Transdev renouvellé à Niort jusqu?en 2016
Le conseil communautaire de l’agglomération de Niort a attribué fin juin sa nouvelle délégation de service public (DSP) de transports au groupement Semtan/Transdev pour la période du 1er septembre 2010 au 31 août 2016. La nouvelle DSP prévoit une refonte profonde du réseau autour de la mise en place d’un BHNS. La Semtan emploie 142 salariés, exploite 97 véhicules, dont 49 en sous-traitance et accomplit 4 millions de kilomètres annuels pour un CA de 12 millions d’euros.
Clause anti-shoah dans le TGV californien
La SNCF s’est déclarée prête à apporter toutes les clarifications sur son rôle dans le transport de déportés vers les camps de la mort pendant la seconde guerre mondiale, pour se conformer à un projet de loi californien. « Il est dans notre intention de respecter complètement la loi », a déclaré Peter Kelly, un avocat de la SNCF, cité par Associated Press. La SNCF, comme d’autres entreprises ferroviaires, est intéressée par la construction d’un réseau ferré à grande vitesse de 1 285 kilomètres en Californie. Un projet estimé à 45 milliards de dollars (36,3 milliards d’euros). La proposition de loi du député californien Bob Blumenfield imposerait aux sociétés candidates de révéler si elles ont transporté des victimes des nazis vers des camps de travail, de prisonniers de guerre, de concentration ou d’extermination. Les membres de la commission des transports du Sénat californien ont approuvé le texte le 29 juin.

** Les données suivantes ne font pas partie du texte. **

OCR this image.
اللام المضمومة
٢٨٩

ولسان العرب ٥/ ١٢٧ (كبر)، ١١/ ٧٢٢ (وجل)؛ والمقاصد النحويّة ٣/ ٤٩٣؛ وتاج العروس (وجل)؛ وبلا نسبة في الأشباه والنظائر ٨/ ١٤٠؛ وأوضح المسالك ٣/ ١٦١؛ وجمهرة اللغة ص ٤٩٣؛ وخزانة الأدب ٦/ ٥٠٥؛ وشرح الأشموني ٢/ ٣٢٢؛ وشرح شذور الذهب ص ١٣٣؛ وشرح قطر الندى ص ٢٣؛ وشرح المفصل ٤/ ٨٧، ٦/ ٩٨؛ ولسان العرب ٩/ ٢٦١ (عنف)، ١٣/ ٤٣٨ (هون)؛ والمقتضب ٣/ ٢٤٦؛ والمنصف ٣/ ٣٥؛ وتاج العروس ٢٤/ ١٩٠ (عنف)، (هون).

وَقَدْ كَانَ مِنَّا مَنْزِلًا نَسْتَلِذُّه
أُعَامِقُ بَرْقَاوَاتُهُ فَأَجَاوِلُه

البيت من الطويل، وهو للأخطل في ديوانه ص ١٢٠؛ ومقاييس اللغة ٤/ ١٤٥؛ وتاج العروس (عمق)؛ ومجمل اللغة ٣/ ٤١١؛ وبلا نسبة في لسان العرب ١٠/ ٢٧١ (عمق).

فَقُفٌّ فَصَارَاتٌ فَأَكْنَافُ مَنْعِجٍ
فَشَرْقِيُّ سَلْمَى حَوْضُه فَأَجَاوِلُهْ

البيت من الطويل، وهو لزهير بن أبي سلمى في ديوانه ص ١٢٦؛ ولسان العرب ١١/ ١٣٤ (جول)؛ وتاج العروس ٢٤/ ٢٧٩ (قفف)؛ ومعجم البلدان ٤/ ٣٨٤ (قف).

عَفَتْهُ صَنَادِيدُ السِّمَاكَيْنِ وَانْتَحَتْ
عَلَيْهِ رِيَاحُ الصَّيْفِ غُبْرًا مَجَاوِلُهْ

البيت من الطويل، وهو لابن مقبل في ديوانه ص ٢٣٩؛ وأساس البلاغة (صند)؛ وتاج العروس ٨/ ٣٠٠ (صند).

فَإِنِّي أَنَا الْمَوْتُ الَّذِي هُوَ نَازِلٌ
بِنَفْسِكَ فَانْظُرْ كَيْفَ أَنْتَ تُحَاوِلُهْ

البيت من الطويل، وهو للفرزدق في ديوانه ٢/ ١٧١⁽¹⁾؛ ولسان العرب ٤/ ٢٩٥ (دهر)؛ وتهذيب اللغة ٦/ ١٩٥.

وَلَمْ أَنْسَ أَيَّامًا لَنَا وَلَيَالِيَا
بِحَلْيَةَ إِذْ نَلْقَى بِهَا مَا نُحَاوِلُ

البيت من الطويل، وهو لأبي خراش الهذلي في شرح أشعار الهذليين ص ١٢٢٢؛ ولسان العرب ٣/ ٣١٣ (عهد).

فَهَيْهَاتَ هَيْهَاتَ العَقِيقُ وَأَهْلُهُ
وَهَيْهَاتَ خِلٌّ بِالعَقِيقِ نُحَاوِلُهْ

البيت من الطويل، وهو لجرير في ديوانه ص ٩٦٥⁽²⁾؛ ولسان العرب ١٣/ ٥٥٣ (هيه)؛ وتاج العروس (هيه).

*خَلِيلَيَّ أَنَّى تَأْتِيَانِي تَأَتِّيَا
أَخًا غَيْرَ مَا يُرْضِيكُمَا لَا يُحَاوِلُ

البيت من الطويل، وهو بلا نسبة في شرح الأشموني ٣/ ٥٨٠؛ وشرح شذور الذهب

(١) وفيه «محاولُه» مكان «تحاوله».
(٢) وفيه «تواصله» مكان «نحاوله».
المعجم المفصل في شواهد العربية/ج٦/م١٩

RTE-T : vers une réorganisation sur deux niveaux
Le Commissaire européen aux Transports a profité des journées 2010 consacrées aux réseaux transeuropéens à Saragosse pour présenter la réorientation de la politique communautaire dans ce domaine Le Commissaire européen aux Transports a profité des journées 2010 consacrées aux réseaux transeuropéens à Saragosse, en Espagne, pour présenter la réorientation de la politique communautaire dans ce domaine qui va être affinée d’ici à la fin de l’année. Avant la publication d’un livre blanc sur les RTE-T, Siim Kallas a lancé une grande consultation qui court jusqu’en septembre. Principale innovation proposée, les RTE seront désormais répartis sur deux niveaux : un réseau principal incluant les projets prioritaires en cours, reliant les grandes capitales et les principaux ports ou aéroports de l’Union européenne, accompagné d’un réseau qualifié de « global », plus dense qui engloberait les infrastructures de liaison intermédiaires. « Le but de la planification d’un réseau central n’est pas de lancer un nouveau programme, explique la Commission européenne dans son document de travail. Il s’agit plutôt de faire du réseau le fondement d’un système de transport efficace, à intensité réduite en carbone, sûr et sécurisé, en assurant la continuité des projets en cours. »
L’argent serait concentré sur le réseau central. « Il faut avoir une réflexion sur la manière dont on peut le mieux apporter une valeur ajoutée européenne, il faut voir là où l’effet de levier serait le plus efficace », explique un diplomate. Bruxelles envisage un financement intégré au sein d’un fonds transport qui coordonnerait mieux les différents instruments existants, comme le programme RTE-T ou les fonds structurels européens.